Creating usable web parts will go a long way to ensuring reuse and adoption of your SharePoint implementation. With that, here’s today’s My 5.

My 5 components to a good web part

  1. Configurable – A good web part should be configurable by the user. Each user will have different needs for certain web parts, and by allowing users the ability to configure them they’ll become more valuable.
  2. Self-documenting – Users may or may not actually read any documentation that’s separate from the web part. Make sure your properties are clearly named, and provide any supporting documentation on the editor.
  3. Connectable – When appropriate, take advantage of the ability to connect web parts.
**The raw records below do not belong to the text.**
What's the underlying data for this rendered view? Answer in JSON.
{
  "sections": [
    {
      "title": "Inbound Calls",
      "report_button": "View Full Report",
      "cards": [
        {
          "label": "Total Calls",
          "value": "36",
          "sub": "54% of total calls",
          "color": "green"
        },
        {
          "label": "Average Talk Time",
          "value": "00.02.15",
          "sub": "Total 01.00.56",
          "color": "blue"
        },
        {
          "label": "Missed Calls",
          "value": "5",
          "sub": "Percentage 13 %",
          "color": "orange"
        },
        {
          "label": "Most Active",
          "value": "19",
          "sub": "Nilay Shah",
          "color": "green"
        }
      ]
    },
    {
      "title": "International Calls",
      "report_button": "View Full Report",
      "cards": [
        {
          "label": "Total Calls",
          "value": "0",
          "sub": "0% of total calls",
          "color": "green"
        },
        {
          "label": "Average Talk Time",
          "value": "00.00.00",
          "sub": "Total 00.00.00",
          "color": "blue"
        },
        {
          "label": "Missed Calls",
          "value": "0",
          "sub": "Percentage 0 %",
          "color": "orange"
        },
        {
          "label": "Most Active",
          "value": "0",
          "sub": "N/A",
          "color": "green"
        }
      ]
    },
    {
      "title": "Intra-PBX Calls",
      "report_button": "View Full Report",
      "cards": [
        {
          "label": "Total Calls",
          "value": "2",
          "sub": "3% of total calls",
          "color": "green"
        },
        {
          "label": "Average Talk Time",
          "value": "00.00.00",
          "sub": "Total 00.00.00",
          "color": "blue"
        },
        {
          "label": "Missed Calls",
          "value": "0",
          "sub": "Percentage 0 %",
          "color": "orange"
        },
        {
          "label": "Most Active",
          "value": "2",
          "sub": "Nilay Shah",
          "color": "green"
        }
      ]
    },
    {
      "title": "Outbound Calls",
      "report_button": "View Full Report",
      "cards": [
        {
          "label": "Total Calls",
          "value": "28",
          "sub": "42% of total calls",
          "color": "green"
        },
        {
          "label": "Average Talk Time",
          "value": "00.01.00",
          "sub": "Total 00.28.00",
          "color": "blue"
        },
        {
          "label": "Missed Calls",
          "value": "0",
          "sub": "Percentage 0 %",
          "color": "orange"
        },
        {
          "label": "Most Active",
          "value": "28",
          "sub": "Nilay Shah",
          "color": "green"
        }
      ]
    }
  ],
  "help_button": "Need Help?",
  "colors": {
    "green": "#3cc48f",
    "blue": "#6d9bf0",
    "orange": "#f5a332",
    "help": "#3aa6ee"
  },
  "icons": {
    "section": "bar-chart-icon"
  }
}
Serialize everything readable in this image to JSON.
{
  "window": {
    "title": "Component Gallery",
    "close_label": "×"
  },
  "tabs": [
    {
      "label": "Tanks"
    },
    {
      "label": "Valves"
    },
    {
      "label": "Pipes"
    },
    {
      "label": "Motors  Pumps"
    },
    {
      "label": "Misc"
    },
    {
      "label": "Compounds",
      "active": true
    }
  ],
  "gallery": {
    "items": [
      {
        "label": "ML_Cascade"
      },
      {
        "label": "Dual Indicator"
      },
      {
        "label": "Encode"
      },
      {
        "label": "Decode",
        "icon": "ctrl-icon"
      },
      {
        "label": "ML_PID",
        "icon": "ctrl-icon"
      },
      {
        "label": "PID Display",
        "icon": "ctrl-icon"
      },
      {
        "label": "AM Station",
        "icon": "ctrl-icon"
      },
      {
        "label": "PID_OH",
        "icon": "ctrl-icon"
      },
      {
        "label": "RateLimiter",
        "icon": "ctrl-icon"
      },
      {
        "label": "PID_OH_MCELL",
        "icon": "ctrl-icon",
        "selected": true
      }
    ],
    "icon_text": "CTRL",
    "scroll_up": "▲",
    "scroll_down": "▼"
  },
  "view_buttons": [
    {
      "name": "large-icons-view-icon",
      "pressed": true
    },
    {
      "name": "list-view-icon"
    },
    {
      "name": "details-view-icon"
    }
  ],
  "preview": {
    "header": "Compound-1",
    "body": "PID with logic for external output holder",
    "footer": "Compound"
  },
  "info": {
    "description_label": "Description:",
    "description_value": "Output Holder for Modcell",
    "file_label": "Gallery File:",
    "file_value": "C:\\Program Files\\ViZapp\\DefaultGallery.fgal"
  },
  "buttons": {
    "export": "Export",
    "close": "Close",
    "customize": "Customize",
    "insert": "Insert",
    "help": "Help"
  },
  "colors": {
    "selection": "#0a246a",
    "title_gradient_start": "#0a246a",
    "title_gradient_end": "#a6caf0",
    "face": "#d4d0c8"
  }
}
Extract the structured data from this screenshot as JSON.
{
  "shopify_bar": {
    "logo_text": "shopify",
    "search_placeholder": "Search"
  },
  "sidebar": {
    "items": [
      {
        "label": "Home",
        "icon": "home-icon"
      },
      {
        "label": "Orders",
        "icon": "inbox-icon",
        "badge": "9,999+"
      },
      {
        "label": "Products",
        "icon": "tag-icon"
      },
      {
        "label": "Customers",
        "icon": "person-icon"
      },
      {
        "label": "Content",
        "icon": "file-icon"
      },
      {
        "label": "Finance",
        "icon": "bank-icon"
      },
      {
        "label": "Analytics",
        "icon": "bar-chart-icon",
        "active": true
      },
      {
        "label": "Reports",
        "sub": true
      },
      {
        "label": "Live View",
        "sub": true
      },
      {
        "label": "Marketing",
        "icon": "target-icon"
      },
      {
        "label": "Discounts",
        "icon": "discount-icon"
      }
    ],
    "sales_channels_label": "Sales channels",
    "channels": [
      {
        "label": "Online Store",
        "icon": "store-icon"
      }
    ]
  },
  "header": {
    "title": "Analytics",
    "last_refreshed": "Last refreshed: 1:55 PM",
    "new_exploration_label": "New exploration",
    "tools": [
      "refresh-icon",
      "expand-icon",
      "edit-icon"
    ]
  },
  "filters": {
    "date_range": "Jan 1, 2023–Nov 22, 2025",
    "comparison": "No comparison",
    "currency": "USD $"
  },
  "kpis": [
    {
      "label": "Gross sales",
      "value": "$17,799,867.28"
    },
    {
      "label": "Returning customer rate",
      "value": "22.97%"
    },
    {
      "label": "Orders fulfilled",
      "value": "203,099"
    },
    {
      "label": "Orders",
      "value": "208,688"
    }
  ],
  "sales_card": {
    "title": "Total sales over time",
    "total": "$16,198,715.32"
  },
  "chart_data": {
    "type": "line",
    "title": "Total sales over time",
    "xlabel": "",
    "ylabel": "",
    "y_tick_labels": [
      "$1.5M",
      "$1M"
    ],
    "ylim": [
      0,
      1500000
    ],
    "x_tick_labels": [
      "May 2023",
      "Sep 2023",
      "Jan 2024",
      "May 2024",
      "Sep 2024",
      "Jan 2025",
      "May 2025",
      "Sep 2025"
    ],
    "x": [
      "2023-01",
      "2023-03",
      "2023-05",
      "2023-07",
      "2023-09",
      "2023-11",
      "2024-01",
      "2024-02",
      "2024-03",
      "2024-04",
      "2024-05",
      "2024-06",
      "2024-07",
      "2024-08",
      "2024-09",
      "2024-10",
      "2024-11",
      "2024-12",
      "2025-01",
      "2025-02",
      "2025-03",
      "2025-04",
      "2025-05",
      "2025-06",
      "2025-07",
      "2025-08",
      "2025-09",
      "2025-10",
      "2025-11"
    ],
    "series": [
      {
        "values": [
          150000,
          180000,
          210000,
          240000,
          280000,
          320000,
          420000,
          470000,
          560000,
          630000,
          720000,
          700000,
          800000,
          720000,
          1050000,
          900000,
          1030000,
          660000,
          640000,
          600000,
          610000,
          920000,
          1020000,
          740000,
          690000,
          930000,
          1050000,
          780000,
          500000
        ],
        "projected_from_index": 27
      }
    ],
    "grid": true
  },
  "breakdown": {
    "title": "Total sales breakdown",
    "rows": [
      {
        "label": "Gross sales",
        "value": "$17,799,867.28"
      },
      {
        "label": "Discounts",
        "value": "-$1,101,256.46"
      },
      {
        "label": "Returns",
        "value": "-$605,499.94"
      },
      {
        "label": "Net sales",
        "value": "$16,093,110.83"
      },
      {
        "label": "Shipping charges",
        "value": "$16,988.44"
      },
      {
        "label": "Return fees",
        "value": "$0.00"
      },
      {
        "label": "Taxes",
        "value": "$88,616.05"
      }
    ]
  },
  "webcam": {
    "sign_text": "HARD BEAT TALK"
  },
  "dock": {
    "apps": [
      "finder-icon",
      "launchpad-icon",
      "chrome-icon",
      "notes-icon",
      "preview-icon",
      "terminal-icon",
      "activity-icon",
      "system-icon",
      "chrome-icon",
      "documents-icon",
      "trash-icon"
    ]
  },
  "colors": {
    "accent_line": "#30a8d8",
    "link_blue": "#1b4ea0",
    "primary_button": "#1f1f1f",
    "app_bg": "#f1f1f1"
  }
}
This allows your users to create parent/child views with ease.
  4. Validates User Input – Either implicitly through controls like drop down lists, or explicitly by using validation controls, make sure you validate every value to ensure it is acceptable.
  5. Provide Custom Error Messages – Unhandled exceptions in a web part will crash the entire page. Make sure you catch all exceptions and display friendly error messages.

Oh – and before I forget. You can download the source code!

[1] In my example, I’m using a custom web part. I did this merely for simplicity of the blog post. I generally favour visual web parts, but adding properties to a visual web part requires a couple of additional steps. The steps I walked through above can be implemented with a visual web part using the same techniques, remembering that the property needs to be added to the web part class, and the user control will be responsible for reading and using the value. If you’re interested, I wrote a blog post on adding properties to visual web parts.